It sounds incredible, but Bjorn Dunkerbeck has set a stunning new record. A staggering 103.67 kilometres per hour, or 55.98 knots, were achieved while flying over 500 metres of “The Ditch”, Namibia’s famous canal where the water remains flat even when the wind blows really strong, as in this case, where the gusts reached 45 knots of true wind.
An impressive performance, especially if you think that he was sailing on a surfboard that was only 40 centimeters wide and that the “lane” of the canal was very narrow.
But Bjorn Dunkerbeck is no stranger to such records. The 52-year-old Dutch athlete can boast 42 world titles and six records, all of which have been recorded in the Guinness Book of World Records.

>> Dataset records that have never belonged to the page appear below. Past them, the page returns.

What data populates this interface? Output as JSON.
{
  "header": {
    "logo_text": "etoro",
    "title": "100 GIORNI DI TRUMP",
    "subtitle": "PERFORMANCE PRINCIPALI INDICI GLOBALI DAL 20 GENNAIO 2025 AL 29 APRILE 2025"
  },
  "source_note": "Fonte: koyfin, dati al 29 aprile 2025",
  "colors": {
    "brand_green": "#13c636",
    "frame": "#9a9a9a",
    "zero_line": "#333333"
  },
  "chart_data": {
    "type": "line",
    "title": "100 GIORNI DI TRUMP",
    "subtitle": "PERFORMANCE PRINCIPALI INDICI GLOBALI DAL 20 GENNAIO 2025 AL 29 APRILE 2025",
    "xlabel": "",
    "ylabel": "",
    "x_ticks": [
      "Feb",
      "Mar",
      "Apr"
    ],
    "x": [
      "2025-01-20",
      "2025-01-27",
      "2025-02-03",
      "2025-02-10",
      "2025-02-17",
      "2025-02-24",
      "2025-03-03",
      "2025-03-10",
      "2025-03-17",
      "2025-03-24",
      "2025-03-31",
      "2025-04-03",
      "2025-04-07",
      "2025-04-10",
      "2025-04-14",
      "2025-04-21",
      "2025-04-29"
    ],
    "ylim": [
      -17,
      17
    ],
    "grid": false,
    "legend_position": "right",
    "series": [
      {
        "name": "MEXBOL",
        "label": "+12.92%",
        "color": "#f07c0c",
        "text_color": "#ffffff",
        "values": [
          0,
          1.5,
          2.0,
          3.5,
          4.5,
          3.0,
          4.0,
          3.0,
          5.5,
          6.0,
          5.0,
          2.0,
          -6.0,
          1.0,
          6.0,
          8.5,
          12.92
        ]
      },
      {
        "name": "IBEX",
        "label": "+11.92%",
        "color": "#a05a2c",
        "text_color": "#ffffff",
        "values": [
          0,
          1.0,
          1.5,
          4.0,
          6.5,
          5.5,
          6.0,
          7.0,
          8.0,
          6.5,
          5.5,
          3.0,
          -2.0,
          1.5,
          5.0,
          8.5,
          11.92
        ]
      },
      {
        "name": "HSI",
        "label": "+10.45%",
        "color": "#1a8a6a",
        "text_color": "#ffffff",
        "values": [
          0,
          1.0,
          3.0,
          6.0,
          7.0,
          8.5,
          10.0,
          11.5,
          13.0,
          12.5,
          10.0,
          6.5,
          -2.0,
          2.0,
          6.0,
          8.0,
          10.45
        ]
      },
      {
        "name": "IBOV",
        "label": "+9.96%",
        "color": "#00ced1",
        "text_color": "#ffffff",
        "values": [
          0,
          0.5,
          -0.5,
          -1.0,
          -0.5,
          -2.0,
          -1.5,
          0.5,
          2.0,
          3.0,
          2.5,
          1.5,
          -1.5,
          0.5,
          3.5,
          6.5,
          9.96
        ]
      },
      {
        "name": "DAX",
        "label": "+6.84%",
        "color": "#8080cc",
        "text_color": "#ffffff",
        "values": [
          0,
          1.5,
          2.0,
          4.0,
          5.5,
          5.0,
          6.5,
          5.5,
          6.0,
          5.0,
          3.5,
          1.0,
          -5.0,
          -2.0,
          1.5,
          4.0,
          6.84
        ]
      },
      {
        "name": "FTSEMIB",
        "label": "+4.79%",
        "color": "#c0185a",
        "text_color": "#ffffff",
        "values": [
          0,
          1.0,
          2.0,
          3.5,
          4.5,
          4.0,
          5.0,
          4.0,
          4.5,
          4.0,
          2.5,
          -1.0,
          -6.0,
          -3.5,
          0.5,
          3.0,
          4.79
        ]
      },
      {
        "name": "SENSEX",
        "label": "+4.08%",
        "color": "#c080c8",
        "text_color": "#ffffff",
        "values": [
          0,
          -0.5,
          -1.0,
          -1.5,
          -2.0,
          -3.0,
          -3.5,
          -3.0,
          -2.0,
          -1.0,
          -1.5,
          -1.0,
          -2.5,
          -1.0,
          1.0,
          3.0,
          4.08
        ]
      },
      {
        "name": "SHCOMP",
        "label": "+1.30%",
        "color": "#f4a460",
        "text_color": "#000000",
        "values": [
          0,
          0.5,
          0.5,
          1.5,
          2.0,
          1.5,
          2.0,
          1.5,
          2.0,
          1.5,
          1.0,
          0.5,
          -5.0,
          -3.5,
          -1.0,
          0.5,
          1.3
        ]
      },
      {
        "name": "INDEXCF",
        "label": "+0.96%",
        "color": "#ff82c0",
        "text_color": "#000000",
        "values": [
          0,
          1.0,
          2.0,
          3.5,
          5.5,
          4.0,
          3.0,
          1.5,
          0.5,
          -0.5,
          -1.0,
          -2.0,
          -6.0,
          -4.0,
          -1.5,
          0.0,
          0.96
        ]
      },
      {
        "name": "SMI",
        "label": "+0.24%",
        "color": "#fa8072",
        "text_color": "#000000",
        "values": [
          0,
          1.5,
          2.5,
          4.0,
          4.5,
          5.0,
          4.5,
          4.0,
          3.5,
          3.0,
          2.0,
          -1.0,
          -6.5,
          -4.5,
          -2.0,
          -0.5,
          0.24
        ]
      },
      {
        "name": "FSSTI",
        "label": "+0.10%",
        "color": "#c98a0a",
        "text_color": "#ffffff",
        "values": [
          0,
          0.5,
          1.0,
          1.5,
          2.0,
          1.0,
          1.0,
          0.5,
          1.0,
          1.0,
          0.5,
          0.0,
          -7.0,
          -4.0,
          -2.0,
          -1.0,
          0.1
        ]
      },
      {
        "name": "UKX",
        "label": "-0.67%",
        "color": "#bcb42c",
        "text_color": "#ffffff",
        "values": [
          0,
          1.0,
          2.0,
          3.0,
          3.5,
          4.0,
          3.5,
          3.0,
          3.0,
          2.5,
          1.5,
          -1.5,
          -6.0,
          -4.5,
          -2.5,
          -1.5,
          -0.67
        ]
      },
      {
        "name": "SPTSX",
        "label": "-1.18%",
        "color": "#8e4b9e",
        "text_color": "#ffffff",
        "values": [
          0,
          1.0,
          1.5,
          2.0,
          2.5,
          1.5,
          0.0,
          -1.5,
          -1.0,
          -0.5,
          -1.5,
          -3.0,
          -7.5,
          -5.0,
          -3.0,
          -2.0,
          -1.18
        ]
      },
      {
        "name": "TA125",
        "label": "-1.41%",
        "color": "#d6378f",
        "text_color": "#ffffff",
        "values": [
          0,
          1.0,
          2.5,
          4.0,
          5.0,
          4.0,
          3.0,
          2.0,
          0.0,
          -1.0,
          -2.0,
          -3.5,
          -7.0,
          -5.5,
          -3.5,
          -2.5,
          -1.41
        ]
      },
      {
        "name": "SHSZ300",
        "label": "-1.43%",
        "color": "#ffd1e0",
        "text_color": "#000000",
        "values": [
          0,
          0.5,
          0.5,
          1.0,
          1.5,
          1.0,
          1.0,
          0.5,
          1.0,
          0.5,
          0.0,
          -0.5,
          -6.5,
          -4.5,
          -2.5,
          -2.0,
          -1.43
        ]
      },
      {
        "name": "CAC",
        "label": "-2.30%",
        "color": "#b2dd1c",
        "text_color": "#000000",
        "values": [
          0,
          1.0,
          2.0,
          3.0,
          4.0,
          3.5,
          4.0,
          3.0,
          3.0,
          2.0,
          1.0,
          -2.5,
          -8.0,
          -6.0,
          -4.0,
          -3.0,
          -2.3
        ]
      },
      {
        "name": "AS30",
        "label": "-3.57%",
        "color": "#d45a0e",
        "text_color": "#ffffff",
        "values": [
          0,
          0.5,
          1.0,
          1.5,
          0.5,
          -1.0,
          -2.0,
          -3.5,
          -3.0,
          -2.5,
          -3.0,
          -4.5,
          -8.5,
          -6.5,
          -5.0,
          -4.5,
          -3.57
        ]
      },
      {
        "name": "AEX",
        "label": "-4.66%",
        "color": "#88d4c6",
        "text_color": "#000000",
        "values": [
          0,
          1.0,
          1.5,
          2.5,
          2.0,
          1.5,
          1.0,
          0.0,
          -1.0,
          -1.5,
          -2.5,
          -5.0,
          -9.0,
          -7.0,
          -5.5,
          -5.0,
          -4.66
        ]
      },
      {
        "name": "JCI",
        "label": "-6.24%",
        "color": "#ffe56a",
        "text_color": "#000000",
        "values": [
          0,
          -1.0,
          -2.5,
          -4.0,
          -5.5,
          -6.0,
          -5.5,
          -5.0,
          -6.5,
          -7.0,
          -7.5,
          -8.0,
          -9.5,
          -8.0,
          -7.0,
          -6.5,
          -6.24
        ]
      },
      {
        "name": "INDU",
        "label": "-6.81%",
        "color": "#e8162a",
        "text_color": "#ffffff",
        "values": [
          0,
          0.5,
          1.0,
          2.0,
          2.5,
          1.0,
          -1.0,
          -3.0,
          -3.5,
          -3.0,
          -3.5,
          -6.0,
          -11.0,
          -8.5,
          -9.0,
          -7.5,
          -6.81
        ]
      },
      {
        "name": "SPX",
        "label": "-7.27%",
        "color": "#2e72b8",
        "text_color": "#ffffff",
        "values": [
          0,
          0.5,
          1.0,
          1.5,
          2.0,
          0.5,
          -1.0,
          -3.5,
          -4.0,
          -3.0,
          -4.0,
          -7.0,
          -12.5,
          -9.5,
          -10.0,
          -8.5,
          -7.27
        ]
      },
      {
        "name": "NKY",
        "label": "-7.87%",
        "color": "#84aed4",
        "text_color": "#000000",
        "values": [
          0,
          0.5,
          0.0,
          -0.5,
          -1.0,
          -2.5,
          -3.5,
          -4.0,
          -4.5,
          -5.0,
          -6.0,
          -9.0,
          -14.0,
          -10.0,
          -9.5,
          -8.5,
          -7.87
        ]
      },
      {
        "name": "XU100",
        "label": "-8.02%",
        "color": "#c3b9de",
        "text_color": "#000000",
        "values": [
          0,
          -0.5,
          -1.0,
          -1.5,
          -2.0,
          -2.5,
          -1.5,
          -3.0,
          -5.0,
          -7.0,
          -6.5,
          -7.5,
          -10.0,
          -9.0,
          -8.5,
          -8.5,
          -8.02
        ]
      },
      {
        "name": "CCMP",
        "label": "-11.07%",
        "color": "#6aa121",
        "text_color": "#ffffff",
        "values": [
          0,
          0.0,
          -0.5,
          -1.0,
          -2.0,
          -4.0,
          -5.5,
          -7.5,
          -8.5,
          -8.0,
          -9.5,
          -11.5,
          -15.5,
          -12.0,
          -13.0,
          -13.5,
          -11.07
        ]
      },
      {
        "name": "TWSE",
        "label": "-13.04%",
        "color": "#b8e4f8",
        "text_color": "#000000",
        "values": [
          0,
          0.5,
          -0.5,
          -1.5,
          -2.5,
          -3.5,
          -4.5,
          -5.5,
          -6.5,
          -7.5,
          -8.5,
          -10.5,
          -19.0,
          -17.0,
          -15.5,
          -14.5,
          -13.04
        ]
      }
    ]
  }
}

Bjorn Dunkerbeck: the record
Although Bjorn Dunkerbeck had been able to make many fast passes in the last three weeks, he knew he needed a perfect day to break the 100 km/h wall. Only a day with strong winds and consistent gusts would allow him to exceed the 55 knots needed to break the record.
Then, on November 18th, the wind began to blow steadily and the gusts were around 45 knots. This was what Bjorn had been waiting for and once on board, he managed to complete five runs at speeds in excess of 100 km/h, with a top speed of 103.67 km/h on his best run.
The feat took place as part of the Luderitz Speed Challenge, an annual speed sailing event. Lüderitz is a port town in the Karas region of southern Namibia, one of Africa’s least hospitable coastlines. Here, the hot desert winds speed through the surrounding hills and, when they reach the cold waters of the Atlantic Ocean, create an incredibly strong thermal wind. In this area, the wind blows at over 35 knots at least three times a week, often reaching 40-45 and, more rarely, up to 50-65 knots of steady warm wind!
“I try not to crash at that speed because if you do, your day is over” – explains Bjorn, and you have to take his word for it, especially after watching the impressive images in the video.